Op-Ed: Bet El’s Ulpana Hill: Outrage and a Sane Plan of Action
Baruch GordonThe writer is founder and former manager/news director of the Arutz Sheva...
I am outraged to the core by the recent Israeli High Court decision to demolish the homes of thirty Jewish families in Bet El’s Ulpana Neighborhood which were built on land purchased from an Arab.
I hunger fasted for the four days leading up to the June 6 Knesset vote on the Arrangements Bill that, had it passed, would have resolved the issue in a just way through legislation.
The facts and background of this case are presented in detail in a separate article being published alongside this one entitled: Bet El’s Ulpana Neighborhood: The Background and Facts.
Why I believe the Supreme Court Decision is Not Just
1) The High Court is rushing to demolish these 30 apartment units before the Jerusalem District Court has determined who the real owners are. You heard correctly. In the ongoing Civilian Case #36209-09-11, the lower court may yet determine that Bet El Institutions are the rightful owners. It will likely take some two years for the lower court to review the evidence and issue its ruling.
2) In 2000, Bet El Institutions, under the leadership of Rabbi Zalman Melamed and Yaakov “Ketzaleh” Katz, negotiated with the Arab land owner alongside their respective attorneys, and paid Ibrahim Judah Mustafa Hasan a large sum of money to legally purchase the 7.4 acres (30 dunams) in accordance with Israeli law. Even if Bet El erred (which the lower court has not yet determined) and purchased the land from the wrong man, once the apartment buildings are built, it is commonplace in legal proceedings to compensate the rightful owner, and not demolish the homes.
3) The case for compensation instead of demolition is strengthened when considering that the Arabs who later claimed to be the owners stood silent for 7 complete years while Bet El built and populated the Ulpana neighborhood on “their” land. They took no legal action even though the construction is in clear view with the naked eye from their homes in the neighboring Arab village.
4) The case for compensation is strengthened when considering that a law exists in pre-1967 Israel which forbids destruction of buildings in such a scenario and dictates that the court should determine who should compensate and who should be compensated. While a Knesset bill is required to extend the that law to Judea and Samaria, the law’s very existence is testimony to its being the just solution.

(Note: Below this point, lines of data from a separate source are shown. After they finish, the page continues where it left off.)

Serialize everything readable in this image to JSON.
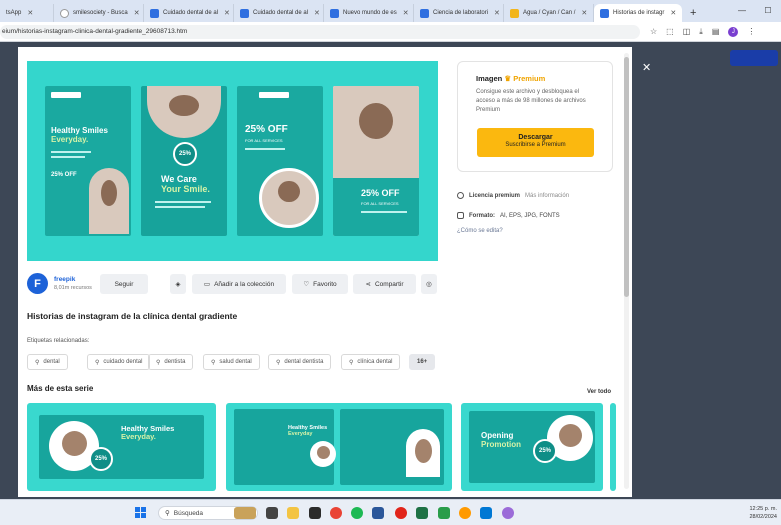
{
  "browser": {
    "tabs": [
      {
        "label": "tsApp",
        "active": false
      },
      {
        "label": "smilesociety - Busca",
        "active": false
      },
      {
        "label": "Cuidado dental de al",
        "active": false
      },
      {
        "label": "Cuidado dental de al",
        "active": false
      },
      {
        "label": "Nuevo mundo de es",
        "active": false
      },
      {
        "label": "Ciencia de laboratori",
        "active": false
      },
      {
        "label": "Agua / Cyan / Can /",
        "active": false
      },
      {
        "label": "Historias de instagr",
        "active": true
      }
    ],
    "new_tab": "+",
    "url": "eium/historias-instagram-clinica-dental-gradiente_29608713.htm"
  },
  "modal": {
    "close": "✕",
    "premium": {
      "title": "Imagen",
      "badge": "Premium",
      "description": "Consigue este archivo y desbloquea el acceso a más de 98 millones de archivos Premium",
      "download_label": "Descargar",
      "download_sub": "Suscribirse a Premium"
    },
    "license": {
      "label": "Licencia premium",
      "more": "Más información"
    },
    "format": {
      "label": "Formato:",
      "value": "AI, EPS, JPG, FONTS"
    },
    "edit_link": "¿Cómo se edita?",
    "author": {
      "logo": "F",
      "name": "freepik",
      "resources": "8,01m recursos",
      "follow": "Seguir"
    },
    "actions": {
      "collection": "Añadir a la colección",
      "favorite": "Favorito",
      "share": "Compartir"
    },
    "title": "Historias de instagram de la clínica dental gradiente",
    "tags_label": "Etiquetas relacionadas:",
    "tags": [
      "dental",
      "cuidado dental",
      "dentista",
      "salud dental",
      "dental dentista",
      "clínica dental",
      "16+"
    ],
    "series": {
      "title": "Más de esta serie",
      "see_all": "Ver todo"
    },
    "preview": {
      "s1": {
        "logo": "YOURLOGO",
        "h1": "Healthy Smiles",
        "h2": "Everyday.",
        "off": "25% OFF"
      },
      "s2": {
        "pct": "25%",
        "h1": "We Care",
        "h2": "Your Smile."
      },
      "s3": {
        "logo": "YOURLOGO",
        "off": "25% OFF",
        "sub": "FOR ALL SERVICES"
      },
      "s4": {
        "off": "25% OFF",
        "sub": "FOR ALL SERVICES"
      }
    },
    "thumbs": {
      "t1": {
        "h1": "Healthy Smiles",
        "h2": "Everyday.",
        "pct": "25%"
      },
      "t2": {
        "h1": "Healthy Smiles",
        "h2": "Everyday"
      },
      "t3": {
        "h1": "Opening",
        "h2": "Promotion",
        "pct": "25%"
      }
    }
  },
  "taskbar": {
    "search": "Búsqueda",
    "time": "12:25 p. m.",
    "date": "28/02/2024"
  },
  "colors": {
    "teal": "#34d6cc",
    "dark_teal": "#1aa9a0",
    "premium": "#f0a400",
    "download": "#fbb80f",
    "brand": "#1d62d8"
  }
}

5) The case for compensation is further strengthened when considering that the Arabs who claim the land will never derive benefit from it. I would have more sympathy for the High Court ruling if the Arabs who filed suit had intentions to build a bowling alley there, establish a Halal meat stand, or build a Kassam rocket factory. But, the land will sit barren as it has been for centuries, by order of the IDF, since it would be a security breach to allow the Arabs access to the middle of a Jewish town.

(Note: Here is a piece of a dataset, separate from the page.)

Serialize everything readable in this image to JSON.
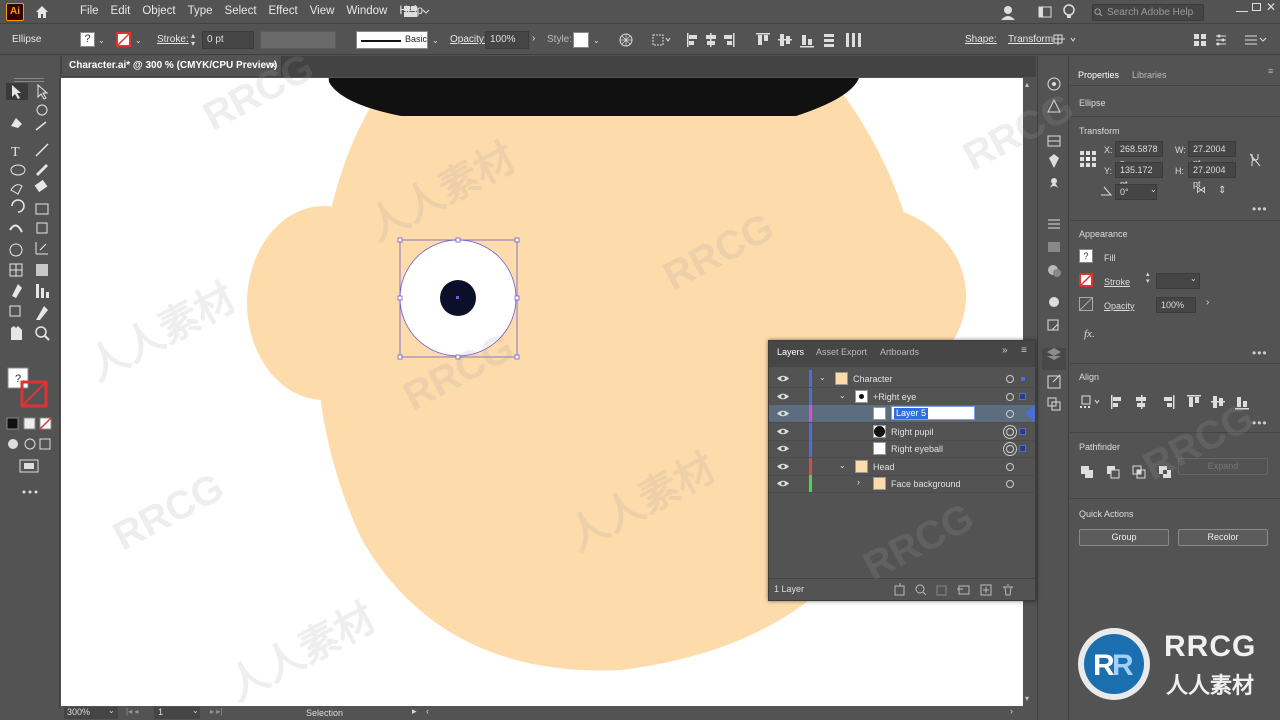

6) I am further outraged by the fact that the Israeli High Court justices have usurped exaggerated power over the elected officials of the State of Israel who asked the court to reconsider their position. The court responded saying, “No, we will not allow you to rethink your position. You, the government, said to demolish the homes, and we, the court, have determined that to be your final position even though you think otherwise.” US Legal Expert Robert Bork has called the Israeli Supreme Court “the greatest threat to democracy in Israel,” because of its activist policy of usurping power over the executive branch.

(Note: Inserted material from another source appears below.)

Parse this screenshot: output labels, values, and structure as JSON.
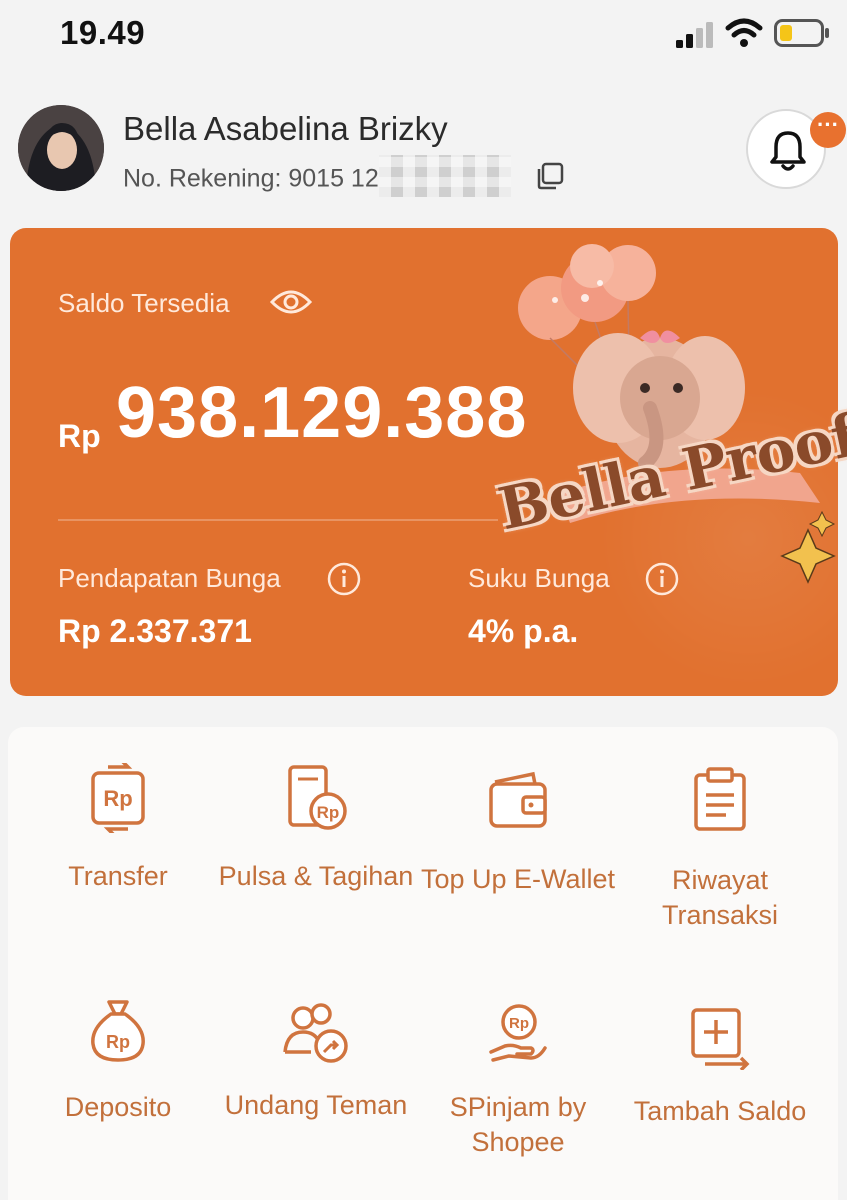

7) I am outraged that the State Prosecution misrepresented the government position in its presentation to the court. I am disappointed that Prime Minister Netanyahu did not have the strength to call the prosecution to task or simply replace them.
8) Many lands were distributed by King Abdullah of Jordan (grandfather of Abdullah 2) to Arabs whom he rewarded for their loyalty. These lands were not purchased and often never used. Such is the case with the 7.4 acres of the Ulpana Hill. It is rocky terrain and was never used. Would it not be just for these lands which were distributed for free by the Jordanian (and earlier by the Turkish) ruler to revert back to being state-owned lands under Israeli rule?
9) Bet El Mayor Moshe Rosenbaum said that his personal friend, the Mayor of Abu Gosh (an Israeli Arab town near Jerusalem) told him that there is not one legally-built home amongst his entire constituency. So Mr. Rosenbaum suggests that if the court wishes to demolish illegally-built homes, why not start in chronological order with the thousands of Arab homes that were determined illegal years ago. Why start with these five Jewish apartment buildings in Bet El?